No dejan de sorprenderme los amigos. Les pido un cuento, un relato, y generosamente me los envían para colgarlos de mi blog. Supongo que lo hacen por la amistad que nos une, por el aprecio recíproco. Mohamed Lahchiri, un escritor extraordinario, de cuentos hechos con los jirones de los recuerdos, siempre me deja atónito, bien haciéndome reír con algunos de los relatos que ya ha publicado, bien tocándome el corazón con alguna narración llena de frustración o de ira.
Ma ha enviado un cuento llamado «El examen«. Es de los segundos, de esos en los que Lahchiri se deja llevar por la rabia. Él es un buen hombre, amigo de sus amigos, ya hemos quedado en vernos en Larache para volver a tomar algo juntos, y cuando se mete en honduras, cuando describe un acto ignominioso o vergonzoso, estalla. (Si he de recomendar alguno de sus libros, me encanta «Una tumbita en Sidi Embarek y otros cuentos ceutíes» -Dar Al Karaouine, Casablanca, 2006).
Os ruego que no dejéis pasar este relato sin leerlo, luego habrá tiempo de hablar, pero seguro que a ninguno os dejará indiferente su lectura.
Sergio Barce
EL EXAMEN
un cuento de Mohamed Lahchiri
La niña después aprobó el baccalauréat –uno ya ni se acuerda de cómo lo celebramos o si lo celebramos o no-, estudió en la Fac literatura francesa y antes de terminar los estudios encontró trabajo en la patria chica, Ceuta, luego se casó, tuvo, a su vez, una niña y colorín colorado.

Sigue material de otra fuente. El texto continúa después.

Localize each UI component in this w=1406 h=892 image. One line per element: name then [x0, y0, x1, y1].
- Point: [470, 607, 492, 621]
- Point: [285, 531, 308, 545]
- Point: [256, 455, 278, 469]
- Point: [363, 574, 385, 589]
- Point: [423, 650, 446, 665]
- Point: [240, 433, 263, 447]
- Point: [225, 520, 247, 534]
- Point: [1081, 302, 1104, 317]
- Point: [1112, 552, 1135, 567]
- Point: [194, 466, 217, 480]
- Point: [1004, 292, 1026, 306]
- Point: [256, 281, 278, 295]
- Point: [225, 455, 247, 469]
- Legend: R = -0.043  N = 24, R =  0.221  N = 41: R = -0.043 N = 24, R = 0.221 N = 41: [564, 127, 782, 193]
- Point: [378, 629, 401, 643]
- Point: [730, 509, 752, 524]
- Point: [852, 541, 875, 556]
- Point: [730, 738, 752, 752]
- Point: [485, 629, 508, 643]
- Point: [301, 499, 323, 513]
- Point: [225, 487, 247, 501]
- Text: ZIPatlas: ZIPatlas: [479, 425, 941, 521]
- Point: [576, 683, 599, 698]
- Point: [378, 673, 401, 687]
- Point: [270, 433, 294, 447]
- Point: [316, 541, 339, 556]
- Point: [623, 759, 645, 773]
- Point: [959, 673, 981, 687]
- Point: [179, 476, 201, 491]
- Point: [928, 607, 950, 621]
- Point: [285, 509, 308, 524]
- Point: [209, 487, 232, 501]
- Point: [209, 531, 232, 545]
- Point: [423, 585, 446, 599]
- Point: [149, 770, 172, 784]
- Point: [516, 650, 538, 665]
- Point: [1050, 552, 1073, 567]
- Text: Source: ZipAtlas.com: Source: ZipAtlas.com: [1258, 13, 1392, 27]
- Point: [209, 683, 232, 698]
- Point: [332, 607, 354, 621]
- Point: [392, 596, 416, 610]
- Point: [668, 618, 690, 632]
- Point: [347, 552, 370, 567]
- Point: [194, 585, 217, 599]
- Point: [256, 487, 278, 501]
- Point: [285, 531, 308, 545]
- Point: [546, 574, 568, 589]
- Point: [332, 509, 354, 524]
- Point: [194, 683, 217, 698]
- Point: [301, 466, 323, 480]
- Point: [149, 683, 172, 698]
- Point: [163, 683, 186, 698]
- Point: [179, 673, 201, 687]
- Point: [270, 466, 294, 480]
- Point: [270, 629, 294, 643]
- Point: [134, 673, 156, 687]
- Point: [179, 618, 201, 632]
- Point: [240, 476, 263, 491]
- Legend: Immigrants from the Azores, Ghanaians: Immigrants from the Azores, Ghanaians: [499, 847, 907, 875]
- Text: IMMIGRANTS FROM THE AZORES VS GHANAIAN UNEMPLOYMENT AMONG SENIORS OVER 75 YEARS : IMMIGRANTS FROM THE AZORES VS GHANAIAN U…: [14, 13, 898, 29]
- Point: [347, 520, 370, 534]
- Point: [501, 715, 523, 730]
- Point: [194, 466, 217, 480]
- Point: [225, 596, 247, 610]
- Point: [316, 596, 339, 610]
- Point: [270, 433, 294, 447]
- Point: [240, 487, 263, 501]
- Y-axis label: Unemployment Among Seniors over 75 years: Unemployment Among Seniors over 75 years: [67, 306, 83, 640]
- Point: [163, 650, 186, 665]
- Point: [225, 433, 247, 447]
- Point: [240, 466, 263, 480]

Todo esto son cosas nuestras que el olvido sólo podrá enterrar cuando nosotros mismos estemos bajo tierra, pero lo que ocurrió en aquel examen, aquel ogro nuestro de examen de finales de los setenta y principios de los ochenta, que llamábamos ach-chahada al-ibtida-ia, para acceder a la enseñanza secundaria,… aquello está cosido a nuestra carne –la de Suaad y la de su papá- como un tatuaje.
Creo que los mejores años de mi vida se los dediqué a esta niña mía, que había nacido en el setenta y dos. Le hacía el biberón, le lavaba el culito un montón de veces al día, le enseñaba a no ser dictadora, le cantaba, le hacía ejercicios físicos y otras cosas que sacaba de un libro sobre la salud, le acercaba la radio o el magnetófono cuando la música era buena, y un etcétera que pesa una pila de años.
Cuando arrancó a hablar –era muy despierta- y después de los chispazos de felicidad de sus primeros años de cotorreo, me arremangué a enseñarle árabe clásico y francés, inventando mil y un juegos y trucos para incrustar en la cabecita cosas y más cosas. A veces pecaba de autoritario pero un qué haces morobruto, tan rotundo como una bofetada bien colocada, se me echaba encima y me apresuraba a echar tierra sobre lo sucedido y errequeerreábamos.
¡Y cuántos cuentos le conté y le leí! Tantos que alguna vez le dije que su papá era una perfecta Shahrazad. Y cuando aprendió a desplegar sus alas lecturales empecé a comprar cuentos y revistas infantiles, leerlos, corregir algo o poner alguna vocal y darle a la niña lectura cuando ella me lo pedía o cuando cazaba ocasiones propicias para ello.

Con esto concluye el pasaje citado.